Riset Durkheim tentang " suicide" dilandasi pada asumsi bahwa rata-rata bunuh diri yang terjadi di masyarakat sebagai tindakan akhir atau puncak dari suatu anomie, bervariasi atas dua keadaan sosial, yaitu social integration dan social deregulation. Selanjutnya, ia mengemukakan bahwa keadaan terendah atau tertinggi dari tingkat integrasi dan regulasi akan mengakibatkan tingginya angka rata-rata bunuh diri.
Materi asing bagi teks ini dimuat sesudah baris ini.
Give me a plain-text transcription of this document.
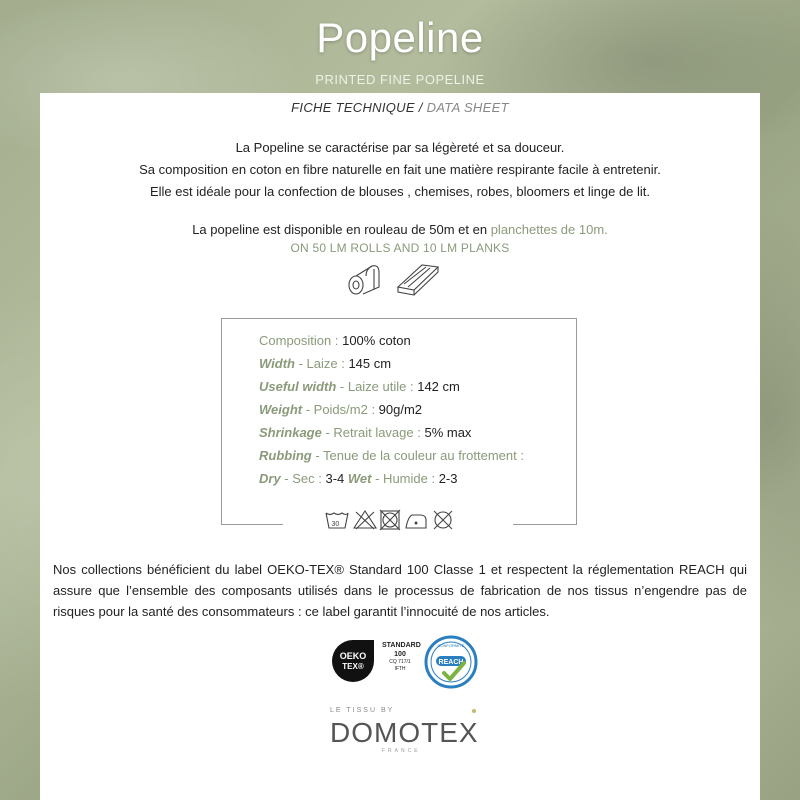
Popeline
PRINTED FINE POPELINE
FICHE TECHNIQUE / DATA SHEET
La Popeline se caractérise par sa légèreté et sa douceur.
Sa composition en coton en fibre naturelle en fait une matière respirante facile à entretenir.
Elle est idéale pour la confection de blouses , chemises, robes, bloomers et linge de lit.
La popeline est disponible en rouleau de 50m et en planchettes de 10m.
ON 50 LM ROLLS AND 10 LM PLANKS
Composition : 100% coton
Width - Laize : 145 cm
Useful width - Laize utile : 142 cm
Weight - Poids/m2 : 90g/m2
Shrinkage - Retrait lavage : 5% max
Rubbing - Tenue de la couleur au frottement :
Dry - Sec : 3-4 Wet - Humide : 2-3
30
Nos collections bénéficient du label OEKO-TEX® Standard 100 Classe 1 et respectent la réglementation REACH qui assure que l’ensemble des composants utilisés dans le processus de fabrication de nos tissus n’engendre pas de risques pour la santé des consommateurs : ce label garantit l’innocuité de nos articles.
OEKO
TEX®
STANDARD
100
CQ 717/1
IFTH
CONFORMITÉ
REACH
LE TISSU BY
DOMOTEX
FRANCE
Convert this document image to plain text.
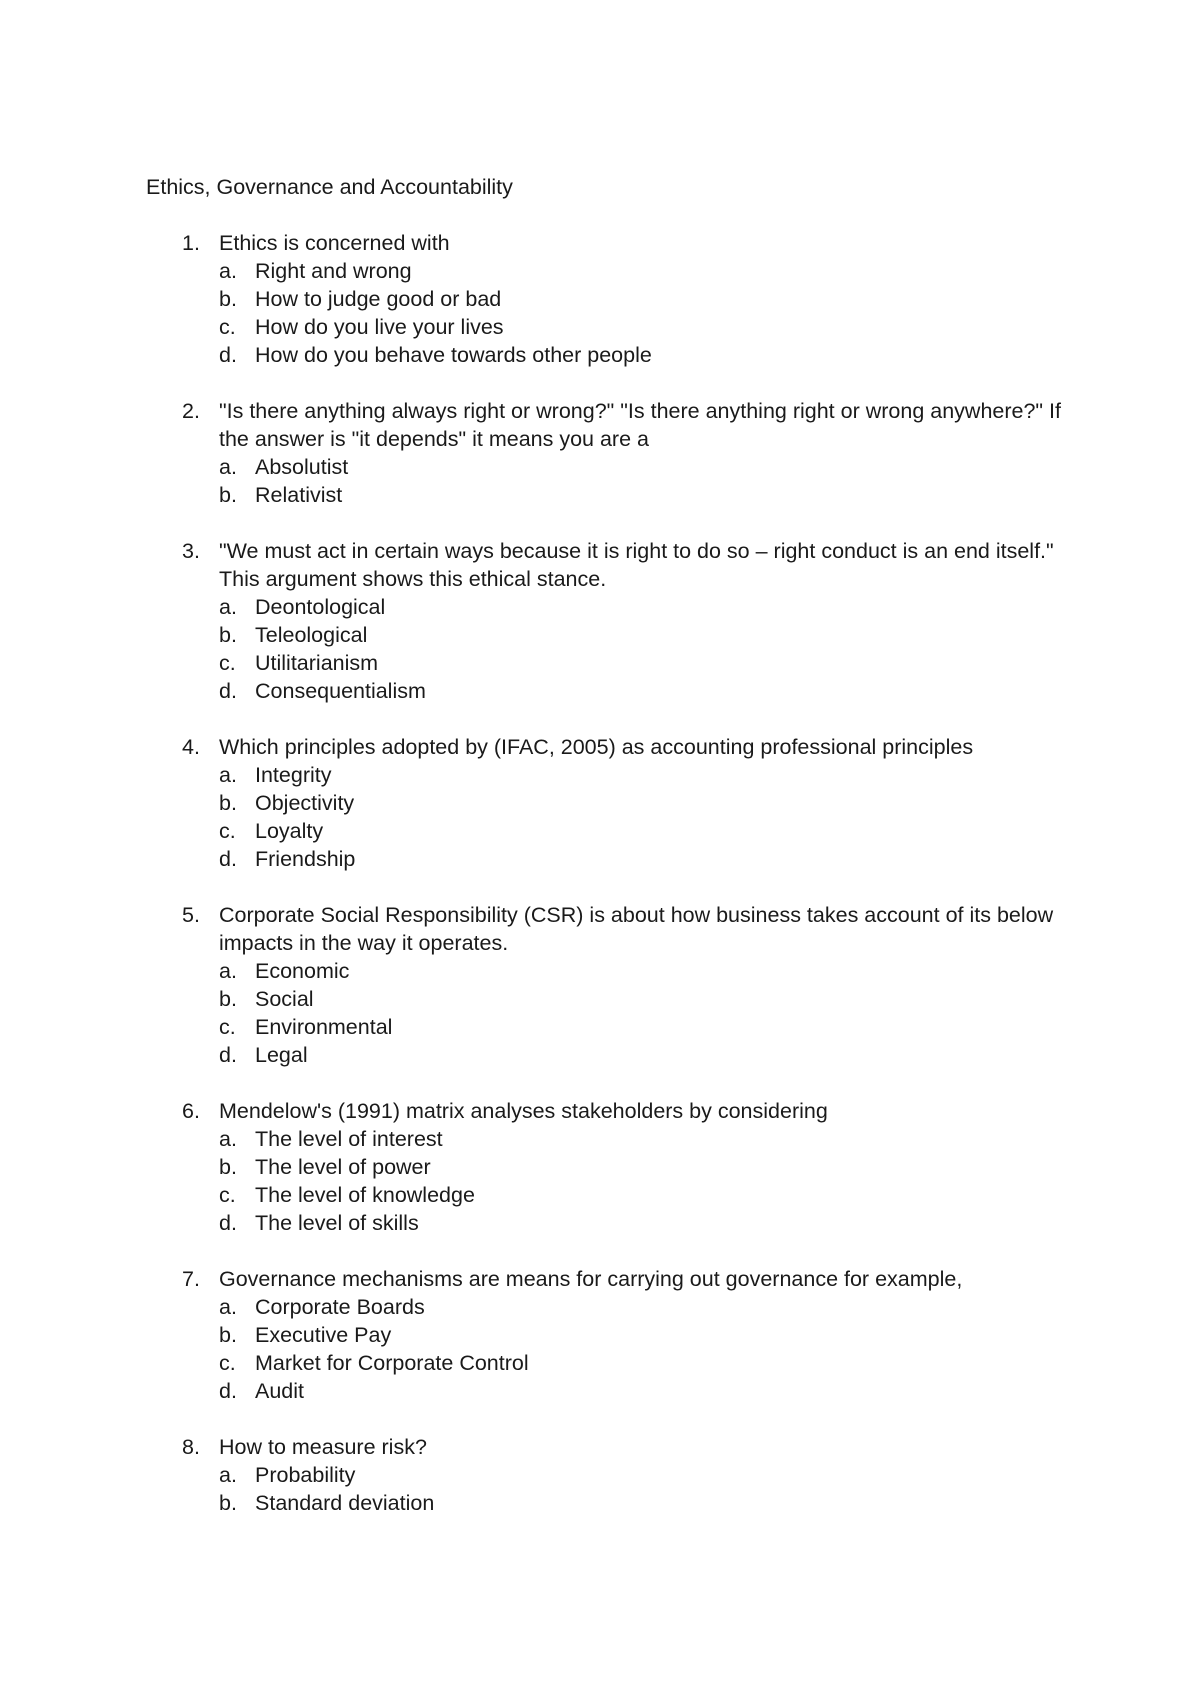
Ethics, Governance and Accountability
1. Ethics is concerned with
a. Right and wrong
b. How to judge good or bad
c. How do you live your lives
d. How do you behave towards other people
2. "Is there anything always right or wrong?" "Is there anything right or wrong anywhere?" If the answer is "it depends" it means you are a
a. Absolutist
b. Relativist
3. "We must act in certain ways because it is right to do so – right conduct is an end itself." This argument shows this ethical stance.
a. Deontological
b. Teleological
c. Utilitarianism
d. Consequentialism
4. Which principles adopted by (IFAC, 2005) as accounting professional principles
a. Integrity
b. Objectivity
c. Loyalty
d. Friendship
5. Corporate Social Responsibility (CSR) is about how business takes account of its below impacts in the way it operates.
a. Economic
b. Social
c. Environmental
d. Legal
6. Mendelow's (1991) matrix analyses stakeholders by considering
a. The level of interest
b. The level of power
c. The level of knowledge
d. The level of skills
7. Governance mechanisms are means for carrying out governance for example,
a. Corporate Boards
b. Executive Pay
c. Market for Corporate Control
d. Audit
8. How to measure risk?
a. Probability
b. Standard deviation
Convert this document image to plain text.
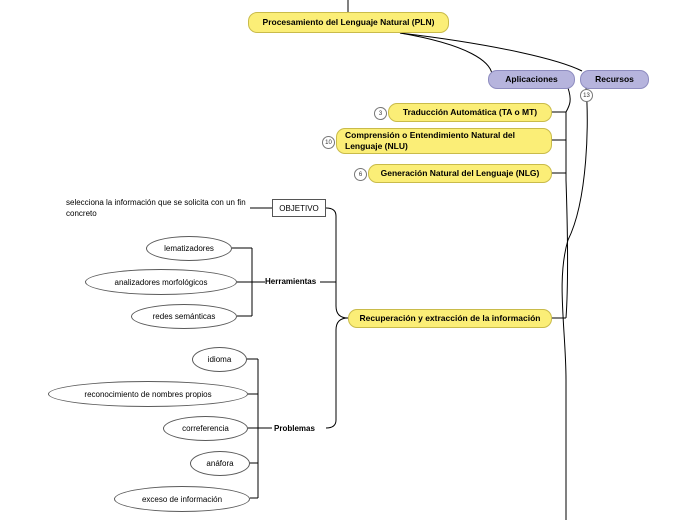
Procesamiento del Lenguaje Natural (PLN)
Aplicaciones	Recursos
13
Traducción Automática (TA o MT)
3
Comprensión o Entendimiento Natural del Lenguaje (NLU)
10
Generación Natural del Lenguaje (NLG)
6
Recuperación y extracción de la información
OBJETIVO
selecciona la información que se solicita con un fin concreto
Herramientas
lematizadores
analizadores morfológicos
redes semánticas
Problemas
idioma
reconocimiento de nombres propios
correferencia
anáfora
exceso de información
Dalam bagan, hipotesis Durkheim tampak sebagai berikut:
Social Conditions
High
low
Social Integration
Alturism
Egoism
Social Regulation
Fatalism
Anomie
Durkheim mengemukakan bahwa bunuh diri atau suicide berasal dari kondisi sosial yang menekan (strain, stres), yaitu:
a.  Deregulasi kebutuhan atau anomie,
b.  Regulasi yang keterlaluan atalu fatalism;
c.  Kurangnya integrasi struktural atat egoism;
d.  Proses sosialisasi dari seorang individu kepada suatu nilai budaya "altruistic" yang mendorong bersangkutan untuk melakukan bunuh diri. (Hipotesis ke-4 ini bukan termasuk teori stres).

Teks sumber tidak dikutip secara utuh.